On Wednesday, April 14 I was able to join Jim Davis with the UF/IFAS Extension and Mike Singer, Hernando County’s Environmental and Conservation specialist on an interpretive walk in the Peck Sink Preserve, discussing plants and native wildlife.
Centered on a deep sinkhole and swallet that drains directly into the Floridan Aquifer, Peck Sink Preserve is a 112-acre conservation area near Brooksville. Stormwater is filtered through ponds before it drops into Peck Sink. The county acquired it back in 2008 to protect groundwater.
Also along for the hike were two University of Florida interns Rafaella Galvez and Dejah Staton who are conducting a research project through UF’s active learning program. They’re working with Davis, researching the effects of nature on mental health. It has been proven that gardening has a benefit to one’s mental state, so Davis is trying to do the same with his nature hikes. It’s specifically important since the start of Covid, while everyone is experiencing isolation and loneliness, we often forget the benefits that time with nature can bring.
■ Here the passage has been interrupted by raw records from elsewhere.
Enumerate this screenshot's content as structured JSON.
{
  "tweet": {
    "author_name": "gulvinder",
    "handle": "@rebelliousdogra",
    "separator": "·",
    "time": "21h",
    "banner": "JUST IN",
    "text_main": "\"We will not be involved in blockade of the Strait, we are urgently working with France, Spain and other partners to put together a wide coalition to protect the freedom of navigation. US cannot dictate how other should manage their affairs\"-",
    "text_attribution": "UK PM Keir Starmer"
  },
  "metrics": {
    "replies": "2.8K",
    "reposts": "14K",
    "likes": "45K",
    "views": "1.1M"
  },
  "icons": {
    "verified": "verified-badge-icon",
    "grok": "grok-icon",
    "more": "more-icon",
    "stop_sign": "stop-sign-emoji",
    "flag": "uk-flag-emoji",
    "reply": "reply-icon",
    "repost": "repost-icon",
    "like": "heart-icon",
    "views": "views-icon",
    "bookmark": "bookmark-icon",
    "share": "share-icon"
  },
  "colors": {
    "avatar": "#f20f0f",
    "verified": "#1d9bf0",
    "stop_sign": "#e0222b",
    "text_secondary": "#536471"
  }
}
Galvez and Staton spent a good amount of time drafting the survey and they are hopeful to see some good results. Davis plans to use their survey on his hikes in the future and other nature activities elsewhere. They will be working with Davis throughout the summer, attending hikes with him so they can conduct surveys first hand.
On the Peck Sink Preserve property there’s a series of sinkholes and they are a direct connection to the aquifer. The basin for the sinks is about 11,000 acres so surface water from all of southwest Brooksville up until about Powell Road, California Street, that general area, drains into Peck Sink’s basins. This is why it’s important that we have some sort of filtration system for the water entering the basins. The water is traveling a long way, all the while picking up all kinds of garbage, debris, seeds, nutrients, glutens etc. When the county purchased the property they installed a storm water treatment system which helps filter some of the water before it gets into the basins. Protecting the water at Peck Sink Preserve protects our drinking water and our springs.
There are plans for Peck Sink to become a public access park and in doing that they want to build a paved parking area, a paved pathway leading from where you park up until the deepest sinkhole with an observation deck to view it safely. There are also plans for some pavilions, bathrooms, and seating to be constructed. Which will be located in an area that appears to be an open field with a raised trail. This area is actually a bio swell and water retention area, where the storm water drainage filter is located.
Several University of Florida Master Gardeners were present for this hike. I spoke to a member named Diane Hall, who says what they do is “local planting, run a nursery, provide gardening classes, and more.” And they sure showed their knowledge on this day. A majority of the attendees had the answers to all of Jim’s questions and knew the native plant life that we saw. It was impressive to see! According to the University of Florida, “The Florida Master Gardener Program is a volunteer-driven program that benefits UF/IFAS Extension and the citizens of Florida. The program relies on dedicated volunteers who have an interest in gardening and in giving back to their communities.”
One thing none of us knew was that Peck Sink is an archaeological site. There were workers on site conducting a cultural research study to make sure that the planned improvements can be completed on this land. They were shovel testing the grounds every few feet to check for archaeological findings. This way construction can be done while preserving the land's history.
The benefits of nature are vast. The informative hike around Peck Sink was an amazing experience, soon all of Hernando will get to see the beauty for themselves. Public access is still not provided to Peck Sink Preserve except by appointment. But plans to make the preserve into a public overlook area are in the works!